Any Tarpon sitings bewteen SLP and the Brazos? Undecided where to go this weekend.


----------



## hooksnrods (Sep 2, 2011)

Trust me you will know!! Yes they jump completely out of the water usually when they are first hooked but I have caught plenty that never jumped once. I have also has several that hit the short **** and jump almost in the back of the boat. If I was you I would cruise the beach front until you see them. They are everywhere up and down the coast right now. Good luck! Another piece of advice is just use artificials and it will cut down on the shark hook ups.
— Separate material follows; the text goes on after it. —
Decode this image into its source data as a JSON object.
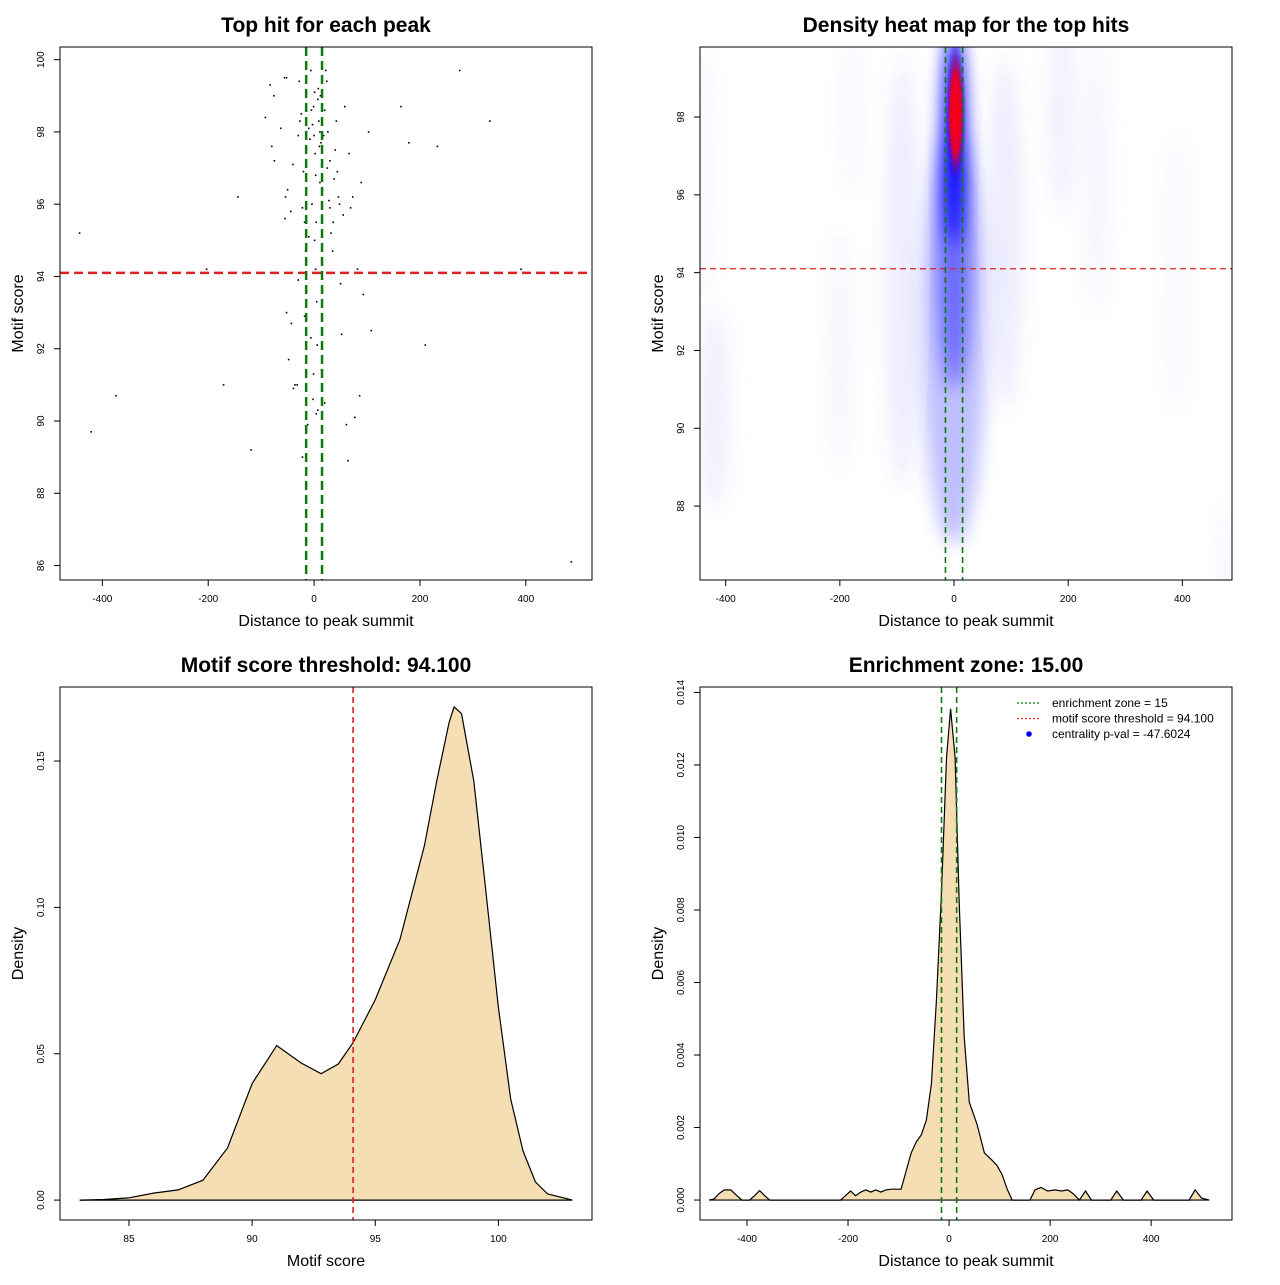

Live bait will catch tarpon all day long if you can keep the sharks off!! Rig up some **** pops!


----------



## chumy (Jul 13, 2012)

hooksnrods said:


> Trust me you will know!! Yes they jump completely out of the water usually when they are first hooked but I have caught plenty that never jumped once. I have also has several that hit the short **** and jump almost in the back of the boat. If I was you I would cruise the beach front until you see them. They are everywhere up and down the coast right now. Good luck! Another piece of advice is just use artificials and it will cut down on the shark hook ups. Live bait will catch tarpon all day long if you can keep the sharks off!! Rig up some **** pops!


If i could ever locate them, i sure would use those **** pops. I just float a live shad and hope for the best right now. Maybe i'll try a few miles out of SLP this time, the water should be a little clearer up there than around the brazos area.
I usually run around for ahwile and look for them, i get easily frustrated and just anchor up and catch sharks.


----------